Classification of adult degenerative scoliosis
Type 1. Primary degenerative scoliosis, mostly on the basis of a disc and/or facet joint arthritis, affecting those structures asymmetrically with predominantly back pain symptoms
Type 2. Progressive idiopathic scoliosis in adult life of the thoracic and or lumbar spine, which progresses in adult life and is usually combined with secondary degeneration
Type 3. Secondary degenerative scoliosis
a. Scoliosis following idiopathic or other forms of scoliosis or occurring consequent on pelvis obliquity secondary to leg length discrepancy, hip pathology or a lumbosacral spine
b. Scoliosis secondary to metabolic bone disease (predominantly osteoporosis) combined with asymmetric arthritic disease and/or vertebral fractures.
In the context of evaluating the pain source in these patients, image-guided facet and nerve root blocks and discography can help in surgical planning, and if surgery is not feasible, then facet joint and nerve root injections may be used as a therapeutic tool .
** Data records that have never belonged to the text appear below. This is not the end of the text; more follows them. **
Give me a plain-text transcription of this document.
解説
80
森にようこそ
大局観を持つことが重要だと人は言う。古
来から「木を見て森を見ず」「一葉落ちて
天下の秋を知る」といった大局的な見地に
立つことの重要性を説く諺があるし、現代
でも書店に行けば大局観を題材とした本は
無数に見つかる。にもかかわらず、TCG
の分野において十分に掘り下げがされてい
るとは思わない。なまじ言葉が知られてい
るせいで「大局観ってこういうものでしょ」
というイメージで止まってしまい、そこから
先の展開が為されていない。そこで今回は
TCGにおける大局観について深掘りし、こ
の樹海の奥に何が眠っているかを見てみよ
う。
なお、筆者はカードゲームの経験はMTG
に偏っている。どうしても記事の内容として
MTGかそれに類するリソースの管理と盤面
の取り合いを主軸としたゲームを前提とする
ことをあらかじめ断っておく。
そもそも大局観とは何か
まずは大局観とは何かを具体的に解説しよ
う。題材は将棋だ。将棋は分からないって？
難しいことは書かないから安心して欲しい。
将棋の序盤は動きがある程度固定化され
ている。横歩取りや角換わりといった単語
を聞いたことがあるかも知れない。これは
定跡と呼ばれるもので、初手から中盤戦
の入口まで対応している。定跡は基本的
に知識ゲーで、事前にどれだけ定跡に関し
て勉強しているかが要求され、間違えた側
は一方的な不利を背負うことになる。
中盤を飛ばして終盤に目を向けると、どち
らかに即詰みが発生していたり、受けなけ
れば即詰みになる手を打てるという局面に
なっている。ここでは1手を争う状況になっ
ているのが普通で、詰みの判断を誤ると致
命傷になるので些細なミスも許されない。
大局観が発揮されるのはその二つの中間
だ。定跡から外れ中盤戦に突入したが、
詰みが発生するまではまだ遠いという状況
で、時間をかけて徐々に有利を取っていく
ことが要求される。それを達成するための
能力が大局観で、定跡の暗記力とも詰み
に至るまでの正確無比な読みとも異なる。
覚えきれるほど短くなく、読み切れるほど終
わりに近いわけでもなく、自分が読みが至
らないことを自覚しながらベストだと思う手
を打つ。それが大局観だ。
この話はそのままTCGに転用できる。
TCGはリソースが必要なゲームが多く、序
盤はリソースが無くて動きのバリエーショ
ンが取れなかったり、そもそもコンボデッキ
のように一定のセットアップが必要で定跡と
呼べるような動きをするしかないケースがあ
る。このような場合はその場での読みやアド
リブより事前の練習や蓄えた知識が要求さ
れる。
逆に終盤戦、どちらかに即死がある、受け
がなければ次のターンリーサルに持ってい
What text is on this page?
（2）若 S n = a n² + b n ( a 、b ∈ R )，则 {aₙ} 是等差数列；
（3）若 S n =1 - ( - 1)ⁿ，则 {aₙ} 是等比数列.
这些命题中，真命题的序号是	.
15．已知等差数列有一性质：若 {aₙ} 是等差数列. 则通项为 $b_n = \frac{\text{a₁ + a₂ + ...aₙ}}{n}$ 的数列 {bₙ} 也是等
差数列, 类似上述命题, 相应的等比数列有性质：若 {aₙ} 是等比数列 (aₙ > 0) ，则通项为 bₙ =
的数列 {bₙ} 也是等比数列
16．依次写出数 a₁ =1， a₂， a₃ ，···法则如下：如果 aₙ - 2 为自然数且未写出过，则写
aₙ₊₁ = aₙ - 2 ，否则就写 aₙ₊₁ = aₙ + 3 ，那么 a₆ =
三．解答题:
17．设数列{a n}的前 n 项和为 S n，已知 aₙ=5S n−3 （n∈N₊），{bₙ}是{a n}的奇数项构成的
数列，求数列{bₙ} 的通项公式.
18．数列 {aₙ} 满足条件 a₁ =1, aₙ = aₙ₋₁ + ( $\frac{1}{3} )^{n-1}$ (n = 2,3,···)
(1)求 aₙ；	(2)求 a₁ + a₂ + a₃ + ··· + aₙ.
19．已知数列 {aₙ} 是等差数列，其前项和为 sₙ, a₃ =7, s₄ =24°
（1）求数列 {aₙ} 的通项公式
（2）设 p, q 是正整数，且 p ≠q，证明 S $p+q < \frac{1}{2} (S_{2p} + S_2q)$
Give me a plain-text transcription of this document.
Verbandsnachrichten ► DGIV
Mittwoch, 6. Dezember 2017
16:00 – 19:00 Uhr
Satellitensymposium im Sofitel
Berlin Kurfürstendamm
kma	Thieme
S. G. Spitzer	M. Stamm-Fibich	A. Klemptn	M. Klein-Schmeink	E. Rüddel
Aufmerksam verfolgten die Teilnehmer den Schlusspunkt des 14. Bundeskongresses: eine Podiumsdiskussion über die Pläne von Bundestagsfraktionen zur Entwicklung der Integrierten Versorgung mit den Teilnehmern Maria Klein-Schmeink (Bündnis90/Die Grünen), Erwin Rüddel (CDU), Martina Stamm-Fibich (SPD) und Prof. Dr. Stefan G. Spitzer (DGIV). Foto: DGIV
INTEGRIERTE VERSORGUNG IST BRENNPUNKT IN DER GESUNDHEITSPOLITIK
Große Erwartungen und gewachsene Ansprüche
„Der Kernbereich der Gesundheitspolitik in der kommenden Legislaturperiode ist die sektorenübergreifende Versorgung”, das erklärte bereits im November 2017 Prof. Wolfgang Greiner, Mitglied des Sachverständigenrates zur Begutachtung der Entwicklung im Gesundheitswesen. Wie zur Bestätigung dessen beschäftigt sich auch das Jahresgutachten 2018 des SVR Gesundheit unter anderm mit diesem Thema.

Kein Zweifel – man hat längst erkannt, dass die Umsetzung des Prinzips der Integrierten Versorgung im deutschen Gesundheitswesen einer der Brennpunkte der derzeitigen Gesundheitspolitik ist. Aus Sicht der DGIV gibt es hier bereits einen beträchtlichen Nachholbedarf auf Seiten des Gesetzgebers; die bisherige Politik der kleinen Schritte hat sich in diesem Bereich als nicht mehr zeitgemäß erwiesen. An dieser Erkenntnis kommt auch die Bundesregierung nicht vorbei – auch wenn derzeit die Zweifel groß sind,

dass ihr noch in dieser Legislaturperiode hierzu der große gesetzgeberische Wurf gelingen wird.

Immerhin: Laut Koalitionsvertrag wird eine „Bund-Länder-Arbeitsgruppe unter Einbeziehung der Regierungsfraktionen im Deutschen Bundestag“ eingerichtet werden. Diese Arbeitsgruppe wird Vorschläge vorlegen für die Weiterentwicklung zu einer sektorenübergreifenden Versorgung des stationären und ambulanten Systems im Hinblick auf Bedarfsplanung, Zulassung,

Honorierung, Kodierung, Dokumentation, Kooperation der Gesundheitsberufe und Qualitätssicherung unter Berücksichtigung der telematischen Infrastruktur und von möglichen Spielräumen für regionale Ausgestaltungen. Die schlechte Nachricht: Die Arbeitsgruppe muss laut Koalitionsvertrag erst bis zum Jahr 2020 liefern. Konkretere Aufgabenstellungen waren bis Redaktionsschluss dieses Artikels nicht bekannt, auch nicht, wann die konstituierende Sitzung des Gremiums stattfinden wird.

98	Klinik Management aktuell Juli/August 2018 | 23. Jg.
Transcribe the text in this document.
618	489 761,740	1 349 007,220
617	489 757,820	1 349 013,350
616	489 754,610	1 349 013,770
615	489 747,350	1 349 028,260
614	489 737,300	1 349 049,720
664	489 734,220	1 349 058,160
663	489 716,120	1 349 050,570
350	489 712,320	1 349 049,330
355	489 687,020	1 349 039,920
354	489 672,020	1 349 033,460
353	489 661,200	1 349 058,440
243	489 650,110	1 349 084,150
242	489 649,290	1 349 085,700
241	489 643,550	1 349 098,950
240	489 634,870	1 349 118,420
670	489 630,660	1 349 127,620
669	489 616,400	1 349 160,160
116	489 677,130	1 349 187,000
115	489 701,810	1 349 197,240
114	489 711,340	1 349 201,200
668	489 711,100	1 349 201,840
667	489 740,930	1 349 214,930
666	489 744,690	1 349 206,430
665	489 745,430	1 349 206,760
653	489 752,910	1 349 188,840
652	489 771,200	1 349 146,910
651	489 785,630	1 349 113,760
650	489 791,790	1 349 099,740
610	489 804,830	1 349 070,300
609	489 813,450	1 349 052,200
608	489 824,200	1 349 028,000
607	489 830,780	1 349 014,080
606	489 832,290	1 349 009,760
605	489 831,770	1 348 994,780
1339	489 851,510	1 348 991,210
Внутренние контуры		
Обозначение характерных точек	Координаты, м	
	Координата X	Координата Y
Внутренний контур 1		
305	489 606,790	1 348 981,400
Painful scoliosis has a variety of causes. The scoliosis can be secondary to an underlying pathological cause, e.g. vertebral tumour. The associated scoliosis in this instance can be non-structural due to muscle spasm induced by the painful lesion; if the diagnosis is delayed, then the scoliosis may assume a structural component with vertebral rotation. Unilateral vertebral destruction by tumour or infection can also result in a structural scoliosis. There should be a high index of suspicion in a child with a presumed idiopathic scoliosis presenting with significant back pain, and a careful search should be carried out for any radiological evidence of an underlying cause. It should be remembered that intra-spinal lesions can cause a painful scoliosis without any neurological signs. In other instances, back pain can be secondary to the scoliosis, e.g. discogenic or facet degeneration. This is especially true in adult scoliosis where back pain is the predominant symptom due to spinal degeneration. However, other causes of a painful scoliosis should not be missed in this group, such as scoliosis secondary to vertebral metastases or myeloma.